<< AMO and the Sandbox | The roads I take... | Integration eines Magento-2-Webshops mit FreeFinance und selbstgebautem Warenmanagement >>

Why I'm eager for L20n

Mozilla 2 is to be started soon, and as you might have read, there are thoughts of creating a new localization infrastructure for that future generation of Mozilla software. Currently this is named L20n, driven by MoCo's L10n lead Axel Hecht, and though it's in a draft stage, I can't await to use this technology.

When Axel talked about L20n at FOSDEM, I was hoping people would tell us how they love it - unfortunately time for the talk was over before he could get to the interesting part - examples. Discussions there in Brussels were pretty interesting though, as I can't remember objections to the need of this or the general approach, only some criticism of the lol file format semantics. Oh, yes, it looks like localizing will be much fun in the future, having L10n info in ".lol" (Localizable Object List) files :)
I actually think that the proposed syntax of those file is good, as it feel familiar to most developers but is different enough from other languages to realize you're not in JS, XML but in a lol file.

The good thing is that L20n is a format that is growing out of knowledge about problems in current L10n approaches, both of the Mozilla approach(es) and the gettext/PO approach. People who have worked with both on a developer and localizer side know they all have their problems. While Mozilla lacks language fallbacks and plural handling, gettext/PO lacks good VCS compatibility and needs long original strings in the source code, while both lack flexible support for declension and other grammatical specialities. L20n is an effort to learn from the strengths and weaknesses of those, and esp. from the problem of their users, to create an L10n toolkit that satisfies developers, localizers and users the same - also across programming language boundaries. Axel has contacted other L10n communities than the Mozilla one to get feedback and, from what I heard, has received positive feedback and wishes for collaboration.
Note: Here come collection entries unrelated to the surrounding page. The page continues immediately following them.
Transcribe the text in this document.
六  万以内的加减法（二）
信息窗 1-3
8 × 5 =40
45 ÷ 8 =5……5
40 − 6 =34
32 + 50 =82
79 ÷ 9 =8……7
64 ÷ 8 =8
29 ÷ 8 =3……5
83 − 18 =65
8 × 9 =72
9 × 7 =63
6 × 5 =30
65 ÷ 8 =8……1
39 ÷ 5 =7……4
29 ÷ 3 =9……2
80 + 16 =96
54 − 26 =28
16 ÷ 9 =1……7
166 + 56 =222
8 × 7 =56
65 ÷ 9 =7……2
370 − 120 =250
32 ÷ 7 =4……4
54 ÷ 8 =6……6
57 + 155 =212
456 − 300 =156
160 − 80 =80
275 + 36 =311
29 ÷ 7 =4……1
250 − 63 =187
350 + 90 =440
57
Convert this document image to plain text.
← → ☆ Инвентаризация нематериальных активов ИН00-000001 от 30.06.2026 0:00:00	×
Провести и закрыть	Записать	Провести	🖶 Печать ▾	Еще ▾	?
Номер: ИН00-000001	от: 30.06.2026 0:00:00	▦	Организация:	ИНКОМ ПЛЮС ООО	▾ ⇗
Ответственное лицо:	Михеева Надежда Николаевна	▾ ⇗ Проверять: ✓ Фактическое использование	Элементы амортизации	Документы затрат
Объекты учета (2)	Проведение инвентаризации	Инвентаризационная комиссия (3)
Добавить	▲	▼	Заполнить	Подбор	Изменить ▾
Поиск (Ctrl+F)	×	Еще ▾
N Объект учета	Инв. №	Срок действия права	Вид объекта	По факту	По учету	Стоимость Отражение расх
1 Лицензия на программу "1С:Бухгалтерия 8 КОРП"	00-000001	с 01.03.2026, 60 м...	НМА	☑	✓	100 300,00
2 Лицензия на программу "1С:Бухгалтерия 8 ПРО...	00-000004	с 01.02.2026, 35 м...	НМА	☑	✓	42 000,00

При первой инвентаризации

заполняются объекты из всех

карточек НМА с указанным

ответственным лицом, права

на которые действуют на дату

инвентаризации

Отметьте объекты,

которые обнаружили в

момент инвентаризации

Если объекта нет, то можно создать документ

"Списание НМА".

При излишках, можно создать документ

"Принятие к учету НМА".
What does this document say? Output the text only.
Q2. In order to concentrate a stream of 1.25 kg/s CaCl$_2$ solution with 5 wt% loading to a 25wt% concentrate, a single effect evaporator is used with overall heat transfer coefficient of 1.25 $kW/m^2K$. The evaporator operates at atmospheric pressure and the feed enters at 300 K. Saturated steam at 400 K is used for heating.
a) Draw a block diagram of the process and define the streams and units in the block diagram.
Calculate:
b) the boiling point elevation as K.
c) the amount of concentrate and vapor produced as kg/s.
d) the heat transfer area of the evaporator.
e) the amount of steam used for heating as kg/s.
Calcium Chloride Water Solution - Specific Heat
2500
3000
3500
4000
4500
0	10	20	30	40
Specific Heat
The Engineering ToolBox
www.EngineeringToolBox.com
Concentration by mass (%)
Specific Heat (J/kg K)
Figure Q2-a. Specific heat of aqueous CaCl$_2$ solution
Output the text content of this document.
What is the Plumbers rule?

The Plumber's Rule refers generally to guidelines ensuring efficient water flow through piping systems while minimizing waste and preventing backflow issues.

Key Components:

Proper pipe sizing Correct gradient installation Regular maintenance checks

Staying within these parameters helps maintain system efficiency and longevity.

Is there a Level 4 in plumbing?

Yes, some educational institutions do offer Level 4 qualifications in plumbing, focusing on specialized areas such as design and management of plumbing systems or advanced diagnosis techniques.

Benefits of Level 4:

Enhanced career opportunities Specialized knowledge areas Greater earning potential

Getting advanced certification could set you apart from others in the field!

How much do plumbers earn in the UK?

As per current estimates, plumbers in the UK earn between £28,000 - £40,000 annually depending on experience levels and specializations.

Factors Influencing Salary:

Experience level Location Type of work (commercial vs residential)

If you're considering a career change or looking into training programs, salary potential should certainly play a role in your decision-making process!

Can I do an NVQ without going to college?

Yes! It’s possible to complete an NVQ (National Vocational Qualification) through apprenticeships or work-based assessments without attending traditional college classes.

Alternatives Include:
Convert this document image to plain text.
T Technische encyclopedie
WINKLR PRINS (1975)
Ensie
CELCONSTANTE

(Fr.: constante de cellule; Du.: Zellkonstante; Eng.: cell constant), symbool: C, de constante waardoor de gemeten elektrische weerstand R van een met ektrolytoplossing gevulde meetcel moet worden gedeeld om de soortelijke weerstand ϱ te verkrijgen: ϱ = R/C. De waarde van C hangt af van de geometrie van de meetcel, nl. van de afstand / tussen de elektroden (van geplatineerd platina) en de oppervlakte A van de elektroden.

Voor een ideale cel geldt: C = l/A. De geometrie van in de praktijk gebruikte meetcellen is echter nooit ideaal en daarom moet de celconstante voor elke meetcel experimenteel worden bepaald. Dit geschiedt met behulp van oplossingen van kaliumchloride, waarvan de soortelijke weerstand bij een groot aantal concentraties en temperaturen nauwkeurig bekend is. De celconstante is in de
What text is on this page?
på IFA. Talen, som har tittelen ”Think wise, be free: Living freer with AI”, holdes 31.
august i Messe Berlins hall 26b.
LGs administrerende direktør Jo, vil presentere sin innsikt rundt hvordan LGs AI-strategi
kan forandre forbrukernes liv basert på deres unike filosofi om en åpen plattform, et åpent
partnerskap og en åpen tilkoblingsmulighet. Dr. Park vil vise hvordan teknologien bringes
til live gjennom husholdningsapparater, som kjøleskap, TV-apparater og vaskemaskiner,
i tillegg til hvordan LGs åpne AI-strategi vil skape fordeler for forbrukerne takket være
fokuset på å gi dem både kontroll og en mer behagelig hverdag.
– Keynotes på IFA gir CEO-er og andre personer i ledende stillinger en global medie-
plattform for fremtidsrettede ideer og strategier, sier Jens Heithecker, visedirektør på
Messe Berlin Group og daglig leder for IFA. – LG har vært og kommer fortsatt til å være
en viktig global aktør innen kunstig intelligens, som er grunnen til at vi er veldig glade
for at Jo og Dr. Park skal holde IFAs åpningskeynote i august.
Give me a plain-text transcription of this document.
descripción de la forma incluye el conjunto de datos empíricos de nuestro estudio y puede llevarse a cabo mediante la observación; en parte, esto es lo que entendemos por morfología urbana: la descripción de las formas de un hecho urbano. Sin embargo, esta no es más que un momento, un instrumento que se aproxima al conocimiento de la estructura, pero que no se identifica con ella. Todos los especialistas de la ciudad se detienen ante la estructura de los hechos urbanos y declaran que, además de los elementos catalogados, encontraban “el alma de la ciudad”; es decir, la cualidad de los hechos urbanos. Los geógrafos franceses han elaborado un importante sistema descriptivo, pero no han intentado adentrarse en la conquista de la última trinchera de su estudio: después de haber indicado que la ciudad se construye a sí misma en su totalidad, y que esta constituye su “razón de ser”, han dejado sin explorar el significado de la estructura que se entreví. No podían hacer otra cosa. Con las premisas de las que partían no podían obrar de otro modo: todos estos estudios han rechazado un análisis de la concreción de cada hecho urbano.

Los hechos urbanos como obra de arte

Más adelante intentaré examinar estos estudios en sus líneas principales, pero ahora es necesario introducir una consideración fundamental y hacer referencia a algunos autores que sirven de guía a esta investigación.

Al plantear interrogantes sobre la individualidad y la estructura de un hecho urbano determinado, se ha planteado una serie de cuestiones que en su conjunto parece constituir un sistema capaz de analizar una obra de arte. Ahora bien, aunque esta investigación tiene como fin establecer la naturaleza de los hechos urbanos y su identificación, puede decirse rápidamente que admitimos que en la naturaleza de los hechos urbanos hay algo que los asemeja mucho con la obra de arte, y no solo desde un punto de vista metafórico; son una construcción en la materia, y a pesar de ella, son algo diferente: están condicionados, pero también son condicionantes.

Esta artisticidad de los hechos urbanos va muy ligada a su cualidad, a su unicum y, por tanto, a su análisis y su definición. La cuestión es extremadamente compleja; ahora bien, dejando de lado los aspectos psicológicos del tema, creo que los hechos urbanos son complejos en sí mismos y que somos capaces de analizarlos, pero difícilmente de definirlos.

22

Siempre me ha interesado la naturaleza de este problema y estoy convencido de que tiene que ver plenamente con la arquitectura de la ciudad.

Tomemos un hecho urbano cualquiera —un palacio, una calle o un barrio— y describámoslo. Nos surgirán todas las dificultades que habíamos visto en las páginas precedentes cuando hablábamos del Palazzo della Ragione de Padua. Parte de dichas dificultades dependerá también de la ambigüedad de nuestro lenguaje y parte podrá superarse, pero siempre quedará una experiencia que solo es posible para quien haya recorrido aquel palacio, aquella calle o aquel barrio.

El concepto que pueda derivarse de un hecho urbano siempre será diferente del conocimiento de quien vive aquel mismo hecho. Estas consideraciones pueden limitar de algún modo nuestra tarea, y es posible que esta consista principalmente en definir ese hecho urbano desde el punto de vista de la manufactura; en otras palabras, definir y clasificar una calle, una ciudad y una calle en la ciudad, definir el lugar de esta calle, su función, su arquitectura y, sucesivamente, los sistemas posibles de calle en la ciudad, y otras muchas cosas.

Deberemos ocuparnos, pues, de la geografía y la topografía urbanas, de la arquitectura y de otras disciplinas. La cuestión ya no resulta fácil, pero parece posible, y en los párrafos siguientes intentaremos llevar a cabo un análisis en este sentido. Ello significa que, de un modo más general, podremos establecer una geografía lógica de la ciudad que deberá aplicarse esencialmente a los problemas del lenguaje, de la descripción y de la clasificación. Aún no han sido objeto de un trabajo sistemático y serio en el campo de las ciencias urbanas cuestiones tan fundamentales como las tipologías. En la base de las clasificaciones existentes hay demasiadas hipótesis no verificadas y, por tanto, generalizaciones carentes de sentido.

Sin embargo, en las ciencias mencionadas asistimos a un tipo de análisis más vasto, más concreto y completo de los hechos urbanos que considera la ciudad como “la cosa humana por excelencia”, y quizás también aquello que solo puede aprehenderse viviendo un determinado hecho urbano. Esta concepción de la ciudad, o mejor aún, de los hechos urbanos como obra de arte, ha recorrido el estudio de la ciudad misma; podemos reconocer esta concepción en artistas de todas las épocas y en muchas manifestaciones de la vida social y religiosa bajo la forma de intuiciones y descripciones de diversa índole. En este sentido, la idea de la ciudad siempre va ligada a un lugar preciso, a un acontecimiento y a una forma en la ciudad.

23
As an active SeaMonkey localizer, I heard about this new approach soon, bing in the Mozilla L10n newsgroup, I was more or less there when it was born (or the ideas for it were gathered) and actively took part in those discussions.
I'm more eager to working with L20n from a developer's perspective than from a localizer's perspective though: While "my" language (German) doesn't differ from English that much that I regularly run into the big problem of current approaches, L20n could simplify the code I write as a developer a lot:

Let's take this "simple" snippet of PHP code and German .po file to print out a number of comments (simplified source of this blog):

blog.php:
if ($postCount < 1) { print(gettext('no comments')); }
elseif ($postCount == 1) { print(sprintf(gettext('%s comment'), $postCount)); }
else { print(sprintf(gettext('%s comments'), $postCount)); }

blog.po:
msgid "no comments"
msgstr "keine Kommentare"

#, php-format
msgid "%s comment"
msgstr "%s Kommentar"

#, php-format
msgid "%s comments"
msgstr "%s Kommentare"

Now let's look at how it might look (in principle, I could be using wrong function names here) with L20n:

blog.php:
print($l20n_context->getValue('comm_cnt', array('num'=>$postCount)));

blog.lol:
<plural0: (n) -> {n == 0 ? 0 : (n == 1 ? 1 : 2 ) }>
<comm_cnt[plural0(num)]: ["keine Kommentare", "${num}i Kommentar", "${num}i Kommentare"]>

Note that I'm not sure that $postCount would be passed as an array like this, but it would probably be similar to that - and I hope I got the "plural0" macro right.
There are multiple good things about that approach: First, the actual code is much shorter and easier to read (even more so if I don't have short strings but long sentences there). Second, there is no "original string" in the source, just an ID ("comm_cnt"), it actually doesn't matter which language I'm doing first, while writing the code, as L20n doesn't care. Third, while writing the code, I could just define the string as <comm_cnt[num]: "${n}i Kommentare"> to make things simple, and I could refine it to better values later (when the code is stable). Fourth, if some localizer comes along and tells me he need 5 different plural forms depending on the numbers, he can just do that in the lol file, I as a developer don't need to know or care. Fifth, the localization file is shorter. Sixth, I as a developer am actually writing a first localization along with the code, which a localizer can use as an example for his work. And there are probably more.
(And yes, I know, gettext probably knows plurals in some way, so those might be a bad example. It's one if the easiest to grasp for a developer who doesn't speak Finnish, Polish or other grammatically more complicated languages though.)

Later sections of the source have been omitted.